Among capital work planned by the district with the levy’s passage:

At Lakewood Middle School, a reconfigured cafeteria to increase capacity, improved door security, cameras and fencing; replacement of roofing, electrical equipment, communications and fire alarm systems; sidewalk repairs and Americans with Disabilities Act compliance work; and installation of more energy efficient lighting and heating.

At Lakewood, English Crossing and Cougar Creek elementary schools, replacement of an outdated boiler and HVAC, security, electrical panel, flooring, fire alarm, water heaters, lighting and other improvements.

Both levies are key to providing education that amply provides for the district’s students.

As well, the levies are necessary to protect the past investment that taxpayers have made, ensuring the schools are well maintained and deliver a rich and safe learning environment.
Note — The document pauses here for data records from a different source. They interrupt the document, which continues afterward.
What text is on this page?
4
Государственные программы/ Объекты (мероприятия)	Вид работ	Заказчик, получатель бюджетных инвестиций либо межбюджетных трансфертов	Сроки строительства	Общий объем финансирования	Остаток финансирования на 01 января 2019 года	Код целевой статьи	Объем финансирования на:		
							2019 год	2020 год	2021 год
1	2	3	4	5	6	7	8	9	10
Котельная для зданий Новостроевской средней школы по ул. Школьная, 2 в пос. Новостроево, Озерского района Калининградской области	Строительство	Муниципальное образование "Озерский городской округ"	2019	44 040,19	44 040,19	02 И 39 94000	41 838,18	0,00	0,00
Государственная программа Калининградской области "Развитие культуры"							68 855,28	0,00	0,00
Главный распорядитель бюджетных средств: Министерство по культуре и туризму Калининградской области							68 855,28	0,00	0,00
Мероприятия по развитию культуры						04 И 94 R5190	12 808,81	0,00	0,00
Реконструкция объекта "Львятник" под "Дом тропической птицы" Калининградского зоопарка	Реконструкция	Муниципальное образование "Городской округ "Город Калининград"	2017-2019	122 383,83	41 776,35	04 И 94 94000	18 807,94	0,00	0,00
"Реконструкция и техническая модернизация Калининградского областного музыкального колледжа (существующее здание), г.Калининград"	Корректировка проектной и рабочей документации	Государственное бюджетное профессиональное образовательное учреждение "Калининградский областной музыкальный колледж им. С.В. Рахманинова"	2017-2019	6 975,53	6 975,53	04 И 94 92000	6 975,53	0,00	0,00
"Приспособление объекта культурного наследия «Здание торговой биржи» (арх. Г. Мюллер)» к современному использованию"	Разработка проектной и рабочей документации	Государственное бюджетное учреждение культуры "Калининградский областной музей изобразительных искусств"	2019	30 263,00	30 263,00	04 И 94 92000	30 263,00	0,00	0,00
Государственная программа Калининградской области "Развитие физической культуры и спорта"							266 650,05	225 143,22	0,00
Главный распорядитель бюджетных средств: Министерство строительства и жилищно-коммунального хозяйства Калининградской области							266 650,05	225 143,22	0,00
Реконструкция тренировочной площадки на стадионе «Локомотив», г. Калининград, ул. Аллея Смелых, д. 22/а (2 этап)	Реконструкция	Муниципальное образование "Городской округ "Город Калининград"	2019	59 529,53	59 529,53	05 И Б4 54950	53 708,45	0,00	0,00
“The district does so much for the kids in the community. And it provides jobs for teachers and other staff that live in the community. Whether you have kids in the district or you don’t, it’s a central part of this community,” Nigro said. “It’s very vital that we keep it going.”

Snohomish County Fire District 21: The district, which serves about 8,800 residents in 70 square miles east of Arlington with two fire station in Arlington Heights and McElroy Road, is seeking approval of a Fire Protection and Emergency Medical Services levy increase.

The election would set the regular levy at $1.40 per $1,000 assessed value of property, to be assessed this year and collected in 2025. For a home assessed at $300,000, the levy would collect about $420 a year.

Since first approved in 2018 at $1.30 per $1,000, the collection rate has decreased to 92 cents, and voters have failed three subsequent requests to increase the levy.

The increase will support its response to the district, which tallies about 1,500 calls a year, 85 percent of those for medical emergencies. The levy will allow the district to hire its own paramedics, which will be a necessity as another agency currently provides paramedic services and is ending that contract as of July 1. Employing its own EMS staff will decrease reliance on outside services and allow quicker response times.

As with school levies and other taxing districts, support of the levy request for the fire district is essential to providing the life-saving services that the community depends on.

Voters in the district should recognize the work and commitment of its first responders, approve the levy and ensure its continued support.